Like the way its structured to start with is the extremely tight view that drives home that all these other characters have their own lives and existence but you only ever the few bits when Frieren's around and then they're gone, while the pacing keeps up this constant feeling of time slipping inexorably away and being lost forever. It hits hard and is structured perfectly for those themes.

Then it hits a point where the story shatters into a bunch of separate threads and grinds to a complete halt in the way that stories that split into a bunch of threads inevitably do.
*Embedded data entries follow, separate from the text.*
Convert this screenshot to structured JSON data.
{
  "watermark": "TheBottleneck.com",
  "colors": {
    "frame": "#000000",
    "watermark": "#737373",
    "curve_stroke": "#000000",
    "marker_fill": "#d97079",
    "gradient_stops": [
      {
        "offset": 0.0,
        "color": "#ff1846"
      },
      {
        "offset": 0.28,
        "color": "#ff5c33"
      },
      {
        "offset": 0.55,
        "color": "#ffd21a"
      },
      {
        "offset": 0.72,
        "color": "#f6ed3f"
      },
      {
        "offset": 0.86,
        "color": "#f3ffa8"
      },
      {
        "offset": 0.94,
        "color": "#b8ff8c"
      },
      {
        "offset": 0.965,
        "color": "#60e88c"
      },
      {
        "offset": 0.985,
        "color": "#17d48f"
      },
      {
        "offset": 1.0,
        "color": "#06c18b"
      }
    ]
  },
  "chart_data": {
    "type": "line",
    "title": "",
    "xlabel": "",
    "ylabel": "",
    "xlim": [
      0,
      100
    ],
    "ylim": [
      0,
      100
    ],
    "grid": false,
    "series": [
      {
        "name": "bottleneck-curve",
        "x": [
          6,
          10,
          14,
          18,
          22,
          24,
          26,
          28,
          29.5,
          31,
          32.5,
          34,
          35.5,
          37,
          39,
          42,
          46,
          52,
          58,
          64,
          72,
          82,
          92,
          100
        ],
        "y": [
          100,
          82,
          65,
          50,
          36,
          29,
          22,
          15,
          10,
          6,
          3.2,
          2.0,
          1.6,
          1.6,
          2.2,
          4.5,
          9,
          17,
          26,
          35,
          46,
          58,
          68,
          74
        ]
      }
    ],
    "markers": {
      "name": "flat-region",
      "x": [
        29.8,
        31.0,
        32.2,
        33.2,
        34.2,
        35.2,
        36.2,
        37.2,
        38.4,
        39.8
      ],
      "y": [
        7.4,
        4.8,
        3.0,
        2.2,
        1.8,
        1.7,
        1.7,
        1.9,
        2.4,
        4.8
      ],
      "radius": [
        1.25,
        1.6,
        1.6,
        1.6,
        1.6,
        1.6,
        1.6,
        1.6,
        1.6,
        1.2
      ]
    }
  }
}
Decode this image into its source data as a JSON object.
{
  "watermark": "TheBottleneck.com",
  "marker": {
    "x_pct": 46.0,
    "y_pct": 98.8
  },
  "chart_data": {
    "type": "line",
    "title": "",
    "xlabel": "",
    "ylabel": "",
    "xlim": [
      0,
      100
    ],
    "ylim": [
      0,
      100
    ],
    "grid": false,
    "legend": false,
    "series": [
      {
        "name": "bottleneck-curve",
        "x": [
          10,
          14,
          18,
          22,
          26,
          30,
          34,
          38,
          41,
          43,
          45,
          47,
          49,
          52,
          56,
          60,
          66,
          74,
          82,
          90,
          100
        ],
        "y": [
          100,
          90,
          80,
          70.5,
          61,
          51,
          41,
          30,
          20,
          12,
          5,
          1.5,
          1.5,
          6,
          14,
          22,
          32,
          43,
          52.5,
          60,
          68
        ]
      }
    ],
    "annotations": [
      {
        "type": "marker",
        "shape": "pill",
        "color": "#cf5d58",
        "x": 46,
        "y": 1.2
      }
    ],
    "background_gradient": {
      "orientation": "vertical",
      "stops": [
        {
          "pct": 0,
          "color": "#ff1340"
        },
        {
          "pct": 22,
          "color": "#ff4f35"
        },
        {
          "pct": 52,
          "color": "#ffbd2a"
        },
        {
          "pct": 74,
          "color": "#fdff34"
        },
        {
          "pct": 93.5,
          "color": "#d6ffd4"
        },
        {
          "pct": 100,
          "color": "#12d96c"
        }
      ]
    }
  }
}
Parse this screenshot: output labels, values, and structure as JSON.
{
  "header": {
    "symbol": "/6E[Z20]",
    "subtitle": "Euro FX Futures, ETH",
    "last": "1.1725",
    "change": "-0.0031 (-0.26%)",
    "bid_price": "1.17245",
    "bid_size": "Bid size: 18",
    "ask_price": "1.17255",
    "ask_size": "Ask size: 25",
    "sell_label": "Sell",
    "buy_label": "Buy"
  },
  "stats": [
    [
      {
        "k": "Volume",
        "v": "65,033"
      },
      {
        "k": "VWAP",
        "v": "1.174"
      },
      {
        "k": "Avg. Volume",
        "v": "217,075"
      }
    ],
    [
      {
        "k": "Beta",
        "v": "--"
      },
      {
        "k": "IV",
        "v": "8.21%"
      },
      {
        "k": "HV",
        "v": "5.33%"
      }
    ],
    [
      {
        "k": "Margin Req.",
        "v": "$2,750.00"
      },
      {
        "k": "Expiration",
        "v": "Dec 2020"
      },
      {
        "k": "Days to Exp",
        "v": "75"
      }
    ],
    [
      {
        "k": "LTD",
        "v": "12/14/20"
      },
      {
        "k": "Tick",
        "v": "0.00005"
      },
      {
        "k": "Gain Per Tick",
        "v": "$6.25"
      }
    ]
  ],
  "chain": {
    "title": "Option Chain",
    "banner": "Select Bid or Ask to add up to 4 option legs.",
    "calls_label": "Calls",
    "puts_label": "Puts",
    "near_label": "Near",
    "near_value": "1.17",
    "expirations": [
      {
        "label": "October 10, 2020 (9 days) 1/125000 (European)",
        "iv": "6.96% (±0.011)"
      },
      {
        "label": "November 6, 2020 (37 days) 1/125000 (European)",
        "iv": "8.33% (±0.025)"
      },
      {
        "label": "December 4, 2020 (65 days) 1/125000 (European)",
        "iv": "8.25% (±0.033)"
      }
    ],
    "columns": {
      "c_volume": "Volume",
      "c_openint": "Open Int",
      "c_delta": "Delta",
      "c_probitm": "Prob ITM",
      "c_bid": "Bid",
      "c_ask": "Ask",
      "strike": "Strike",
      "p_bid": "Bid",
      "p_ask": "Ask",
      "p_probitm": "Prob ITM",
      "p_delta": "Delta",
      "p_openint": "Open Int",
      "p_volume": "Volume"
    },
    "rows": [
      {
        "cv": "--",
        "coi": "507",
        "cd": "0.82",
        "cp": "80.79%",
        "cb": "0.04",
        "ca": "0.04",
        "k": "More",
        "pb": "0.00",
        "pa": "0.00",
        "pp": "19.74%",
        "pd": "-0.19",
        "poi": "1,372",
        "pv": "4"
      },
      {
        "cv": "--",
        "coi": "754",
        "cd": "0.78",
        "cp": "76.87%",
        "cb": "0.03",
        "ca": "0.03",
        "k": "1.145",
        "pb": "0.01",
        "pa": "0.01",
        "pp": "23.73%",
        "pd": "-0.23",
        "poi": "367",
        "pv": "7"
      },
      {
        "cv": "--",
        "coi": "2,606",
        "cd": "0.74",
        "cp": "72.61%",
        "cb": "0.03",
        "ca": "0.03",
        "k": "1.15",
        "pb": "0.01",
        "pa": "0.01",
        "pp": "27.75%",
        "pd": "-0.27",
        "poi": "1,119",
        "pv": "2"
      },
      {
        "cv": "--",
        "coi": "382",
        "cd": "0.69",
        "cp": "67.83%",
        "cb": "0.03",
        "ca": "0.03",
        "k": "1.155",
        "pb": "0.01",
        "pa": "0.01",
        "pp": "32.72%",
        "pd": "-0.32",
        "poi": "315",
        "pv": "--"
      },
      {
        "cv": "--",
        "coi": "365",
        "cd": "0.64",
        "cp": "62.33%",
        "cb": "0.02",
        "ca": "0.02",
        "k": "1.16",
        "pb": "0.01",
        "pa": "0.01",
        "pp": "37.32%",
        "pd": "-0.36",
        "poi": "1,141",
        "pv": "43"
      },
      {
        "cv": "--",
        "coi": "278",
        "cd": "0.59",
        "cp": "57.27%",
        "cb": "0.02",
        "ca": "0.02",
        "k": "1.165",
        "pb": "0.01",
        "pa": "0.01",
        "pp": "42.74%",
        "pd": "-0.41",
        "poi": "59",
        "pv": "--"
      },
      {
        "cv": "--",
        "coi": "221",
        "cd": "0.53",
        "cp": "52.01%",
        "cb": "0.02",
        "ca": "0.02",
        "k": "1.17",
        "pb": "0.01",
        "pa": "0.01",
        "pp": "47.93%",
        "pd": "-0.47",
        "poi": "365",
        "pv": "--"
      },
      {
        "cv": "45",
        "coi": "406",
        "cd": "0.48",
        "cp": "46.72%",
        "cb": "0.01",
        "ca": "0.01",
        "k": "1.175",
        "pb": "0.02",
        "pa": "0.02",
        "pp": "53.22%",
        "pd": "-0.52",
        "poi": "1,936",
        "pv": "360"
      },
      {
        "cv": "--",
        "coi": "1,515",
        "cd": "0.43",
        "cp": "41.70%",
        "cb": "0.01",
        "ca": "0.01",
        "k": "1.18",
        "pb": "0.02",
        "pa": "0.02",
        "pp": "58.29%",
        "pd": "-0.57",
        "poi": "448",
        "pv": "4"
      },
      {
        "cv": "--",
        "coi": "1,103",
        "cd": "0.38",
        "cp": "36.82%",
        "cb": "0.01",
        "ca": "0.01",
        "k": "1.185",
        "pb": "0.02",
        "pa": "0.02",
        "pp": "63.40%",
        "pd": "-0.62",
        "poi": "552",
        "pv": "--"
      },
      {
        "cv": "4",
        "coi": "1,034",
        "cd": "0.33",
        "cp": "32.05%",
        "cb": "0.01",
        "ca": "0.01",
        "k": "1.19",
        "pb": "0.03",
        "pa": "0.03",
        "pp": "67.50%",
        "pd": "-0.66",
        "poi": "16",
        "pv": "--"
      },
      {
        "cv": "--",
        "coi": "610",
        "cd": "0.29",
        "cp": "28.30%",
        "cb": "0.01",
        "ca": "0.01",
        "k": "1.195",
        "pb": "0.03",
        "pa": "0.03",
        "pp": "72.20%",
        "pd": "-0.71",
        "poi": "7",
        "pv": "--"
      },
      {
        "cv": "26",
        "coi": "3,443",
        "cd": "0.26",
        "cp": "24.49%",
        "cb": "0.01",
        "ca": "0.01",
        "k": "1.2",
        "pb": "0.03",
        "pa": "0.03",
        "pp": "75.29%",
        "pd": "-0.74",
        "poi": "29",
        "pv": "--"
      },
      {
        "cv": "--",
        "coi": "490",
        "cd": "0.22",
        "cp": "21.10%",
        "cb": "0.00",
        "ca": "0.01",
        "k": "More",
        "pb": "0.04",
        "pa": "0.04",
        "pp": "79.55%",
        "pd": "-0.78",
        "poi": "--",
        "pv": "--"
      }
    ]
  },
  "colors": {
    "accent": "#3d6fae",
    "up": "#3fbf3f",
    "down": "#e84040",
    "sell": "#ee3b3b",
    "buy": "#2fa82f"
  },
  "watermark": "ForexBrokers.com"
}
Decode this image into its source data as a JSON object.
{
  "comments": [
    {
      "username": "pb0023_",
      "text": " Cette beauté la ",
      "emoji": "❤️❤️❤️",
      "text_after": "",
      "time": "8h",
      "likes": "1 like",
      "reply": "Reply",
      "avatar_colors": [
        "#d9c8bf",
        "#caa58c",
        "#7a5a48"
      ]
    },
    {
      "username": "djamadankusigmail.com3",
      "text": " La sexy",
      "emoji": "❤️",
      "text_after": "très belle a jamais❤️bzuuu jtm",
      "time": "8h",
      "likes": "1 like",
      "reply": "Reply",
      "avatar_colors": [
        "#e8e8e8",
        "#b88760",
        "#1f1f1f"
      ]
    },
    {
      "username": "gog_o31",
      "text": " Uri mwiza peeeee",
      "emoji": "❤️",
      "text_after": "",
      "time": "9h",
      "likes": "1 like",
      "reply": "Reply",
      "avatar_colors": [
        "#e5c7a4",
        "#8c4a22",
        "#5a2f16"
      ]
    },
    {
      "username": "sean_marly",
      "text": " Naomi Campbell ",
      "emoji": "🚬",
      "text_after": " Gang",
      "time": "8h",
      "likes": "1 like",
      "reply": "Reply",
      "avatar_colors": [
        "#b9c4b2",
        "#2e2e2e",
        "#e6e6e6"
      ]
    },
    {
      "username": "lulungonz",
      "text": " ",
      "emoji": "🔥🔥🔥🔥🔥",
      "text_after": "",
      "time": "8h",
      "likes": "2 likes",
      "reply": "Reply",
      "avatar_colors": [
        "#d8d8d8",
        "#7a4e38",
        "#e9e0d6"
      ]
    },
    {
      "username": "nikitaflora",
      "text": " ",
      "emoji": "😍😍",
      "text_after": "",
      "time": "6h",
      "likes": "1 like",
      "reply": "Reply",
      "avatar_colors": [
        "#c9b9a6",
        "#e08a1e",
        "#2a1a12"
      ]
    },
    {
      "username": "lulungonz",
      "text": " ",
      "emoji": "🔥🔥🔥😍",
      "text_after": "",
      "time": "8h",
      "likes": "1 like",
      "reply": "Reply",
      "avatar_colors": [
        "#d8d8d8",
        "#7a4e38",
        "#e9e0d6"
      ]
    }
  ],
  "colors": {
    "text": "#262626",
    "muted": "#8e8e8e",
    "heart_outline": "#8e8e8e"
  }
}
It loses the tight focus and the feeling of "yes, these characters have their own existence but you only interact that during the moments you're actually there" sort of thing in favor of just showing you a blow by blow of everything that's going on with them, and instead of time slipping away no matter how hard you hold onto it it instead stands completely still.

It stops being unique and impactful and starts being "that annoying thing from BNHA where they spend like half an entire season going into excruciating detail about some little training exercise with mild competitive elements that every single member of a huge cast is participating in" instead.

  • JoeByeThen [he/him, they/them]
    ·
    7 months ago

    I can't honestly say one way or the other because I was able to binge like the first cour plus a few episodes of the second. within three nights That made a lot of the cliff hangers of the Mage test a bit more insufferable for me than they otherwise would have been, I think. For me, everything literally came to a screeching halt.😅 I did end up reading the manga and devoured the rest of that in about two nights. So I'm satisfied for now. If they ever announce a second season I'll probably binge the second cour before it comes out and see if I find it faster paced with less delay.